Principal Product Security Engineer

How you will do it

• Coordinate with product leaders and functional teams across the company to drive adoption.
• Manage a standard set of cyber software and hardware components used across product lines.
• Provide technical leadership and guidance on translating cybersecurity requirements and architectural design into software and hardware capabilities.
• Lead development of innovative cybersecurity prototypes and proofs of concept.
• Architect security and privacy by design and secure-by-default into software applications for mobile, embedded systems, and cloud.
• Evaluate utility and resiliency of cybersecurity components using integration and security assurance testing processes and capabilities.
• Review product architectures for security design gaps and vulnerabilities and consult with product teams to remediate or mitigate cyber risk.
• Support generation of intellectual property and submit patents to advance business objectives.
• Collaborate with business leaders and engineering directors on security risks and opportunities.
• Use Agile Project Management to manage resources and track milestones and deliverables.
• Support customer audits and inquiries pertaining to our product cybersecurity program.
• Identify cybersecurity opportunities that enhance the developer and customer experience.
• Speak at customer-facing events and present at conferences.

What we look for

• Technical and operational excellence, thought leadership, and integrative thinking.
• Expert knowledge and practical product and software security experience, including secure SDLC practices, security and privacy by design architectures, and secure by default configurations.

Strong problem-solving skills to analyze cybersecurity issues and requirements (legal/regulatory, policy, customer, industry standards) and relate them to appropriate security controls.

• Demonstrated ability to lead change initiatives that intelligently manage software cyber risks.
• Proven ability to deliver results using agile methodologies and tools (e.g. Scrum/Kanban, Jira).
• Understanding of agile software development and continuous integration/deployment.
• Practical experience with Linux OS, programming and scripting languages (e.g. Java, Python, Perl), and security tools (e.g. Kali, Nessus, Netsparker, openVAS, BurpSuite, Metaspolit).
• Understanding of embedded systems architectures (e.g.
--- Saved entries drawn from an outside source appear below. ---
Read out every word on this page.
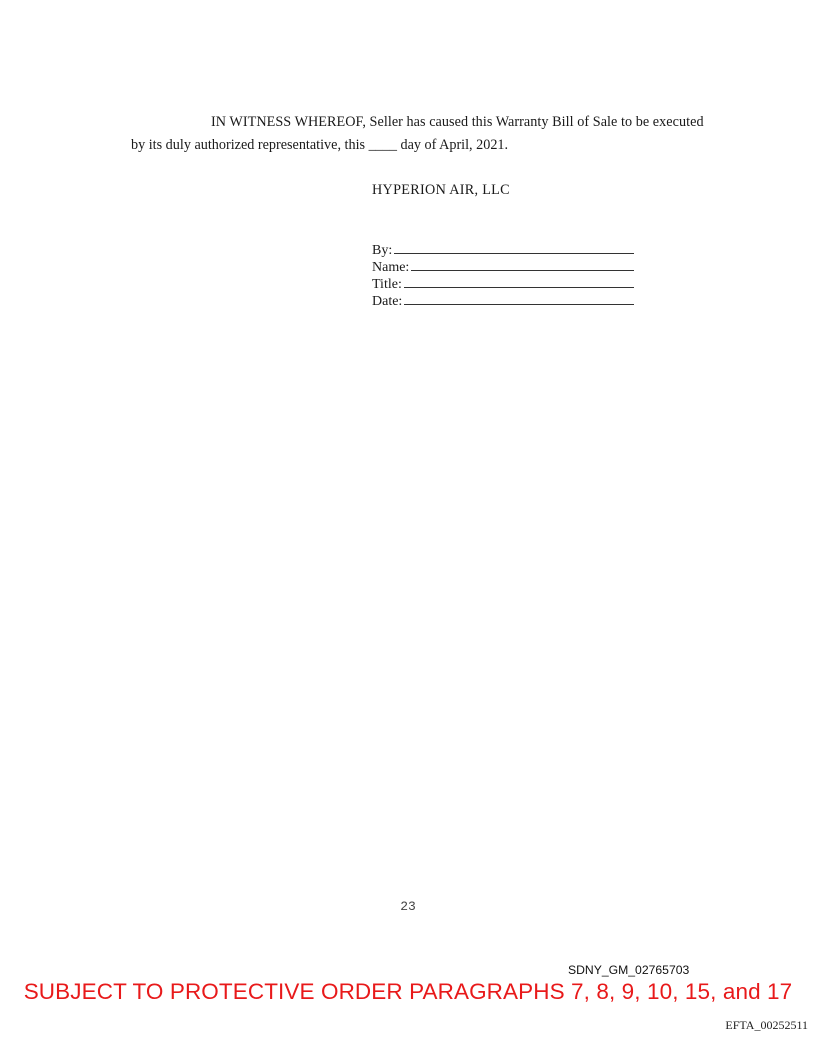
IN WITNESS WHEREOF, Seller has caused this Warranty Bill of Sale to be executed
by its duly authorized representative, this ____ day of April, 2021.
HYPERION AIR, LLC
By:
Name:
Title:
Date:
23
SDNY_GM_02765703
SUBJECT TO PROTECTIVE ORDER PARAGRAPHS 7, 8, 9, 10, 15, and 17
EFTA_00252511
ARM, Cortex), embedded systems tools/emulators, RTOS/Linux, network protocols and programming languages (such as C/C++).
• Understanding of penetration testing, reverse engineering, software attack vectors, fault injection, device fingerprinting, and tamper resistance.
• Understanding TPM, Secure Boot, OTP, PKI, SPI/I2C bus analyzers, JTAG probing.
• Knowledge of current security threats and techniques for exploiting software vulnerabilities.
• Understanding of web and mobile application secure design principles such as OWASP.
• Understanding of data protection, secure cloud, and network infrastructure design principles.
• Familiarity with technology risk management related frameworks such as RMF, NIST 800-53, ISA/IEC 62443, UL CAP, ISO 27001, GDPR, CSL, CSA, SOC 2 and other comparable.
• Experience with Operational Technologies (e.g. Controls Systems, Building Management) a plus.
• Superior interpersonal, organizational, written/verbal communication, and presentation skills.
• Ability to build trust with stakeholders and explain complex security topics to all audiences.
• Active participation in hackathons, cybersecurity competitions, and exercises are a plus.
• CSSLP, CISSP, CCSP, OSCP, CEH or related cybersecurity certifications.
• Bachelors degree in Cybersecurity, Computer Science, Engineering, Information Systems, or related technical degree.
• Minimum of 7 years of experience with at least 5 years in software or product cybersecurity.
• Travel is occasional at approximately 10%, including international.